The other two flaws in the arguments against minimum wage increases require shifting to a macro perspective. Micro economics is often described as studying individuals and individual products/markets.  That’s only partially true. Actually micro is a methodology. It’s more properly called “comparative statics using partial equilibrium analysis”.  Micro theories and models explicitly focus on only one particular shifting variable (the wage in this case) and it assumes that all other variables or influences are held constant or unchanged. (Economists call this the ceteris paribus assumption).  In contrast, macro theories are often described as focusing on large aggregate phenomena such gross national product or the inflation rate or the national unemployment rate.  But again, there’s actually a methodological difference. Macro theories require a general systems approach accounting for multiple effects and ripples of many variables that are interrelated.  Let’s look at minimum wage increases as an example of these differences in methodology between macro and micro.

In micro, there’s really only the price (i.e. the wage itself), the quantity of jobs offered, and the quantity of workers available, all of it in the low skill arena.  That’s it. So the micro analysis sees that when the minimum wage is boosted, the firm pays more per worker and each employed worker gets more. End of story.  The only micro question is how it all affects the quantities of jobs.

Macro, however, recognizes that nothing happens in isolation in the economy. There’s a circular flow. Workers are also simultaneously customers. So when the minimum wage goes up, yes, the workers get paid more and firm pays out more money. But what do those workers do with the additional money income? They buy things. Who do they buy them from? Firms that sell and produce products. So the firms not only pay out more money to workers, the firms also get to collect more money by selling more to the increased consumer demand.  But, you say, Acme’s newly enriched minimum wage workers don’t buy that much stuff from Acme. Doesn’t matter.
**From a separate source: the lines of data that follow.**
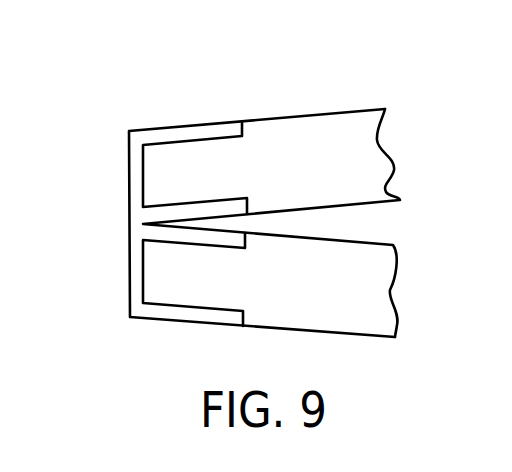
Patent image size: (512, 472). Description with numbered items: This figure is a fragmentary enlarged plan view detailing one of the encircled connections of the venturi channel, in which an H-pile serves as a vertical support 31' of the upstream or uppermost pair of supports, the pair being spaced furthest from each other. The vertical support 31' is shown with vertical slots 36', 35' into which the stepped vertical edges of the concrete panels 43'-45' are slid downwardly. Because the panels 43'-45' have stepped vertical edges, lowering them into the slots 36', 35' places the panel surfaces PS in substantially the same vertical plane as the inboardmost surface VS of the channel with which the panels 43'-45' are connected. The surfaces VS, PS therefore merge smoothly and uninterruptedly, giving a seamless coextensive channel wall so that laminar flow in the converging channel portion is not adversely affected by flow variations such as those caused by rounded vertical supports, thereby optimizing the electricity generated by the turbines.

The vertical support 31' is at (228, 207).
The slot 36' is at (195, 168).
The slot 35' is at (194, 279).
The concrete panels 43'-45' is at (321, 191).
The inboardmost surface VS is at (168, 323).
The panel surface PS is at (351, 337).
The workers spend it somewhere. And that firm uses the additional money and additional demand to buy more inputs and pay more profits. And those firms and workers then experience income increases and so on and so on as the money circulates throughout the economy. Eventually even Acme sees an increase in sales and revenue collected which in turn helps pay for the wage boosts.  Macro looks at the whole system.

In recent years, many cities and some states have taken it on themselves to raise the minimum wage, often to a so-called “living wage”.  The empirical results have pretty clearly supported the macro analysis. Rises in minimum wages tend to not depress employment and actually tend to stimulate the local economy.  This is the macro analysis.

Sometimes economists just disagree and sometimes they let their ideological and political biases color their professional arguments. Some of that happens in the debates on minimum wage increases.  However, much of apparent disagreement arises from the choice of whether to view the issue through a micro lens or a macro lens.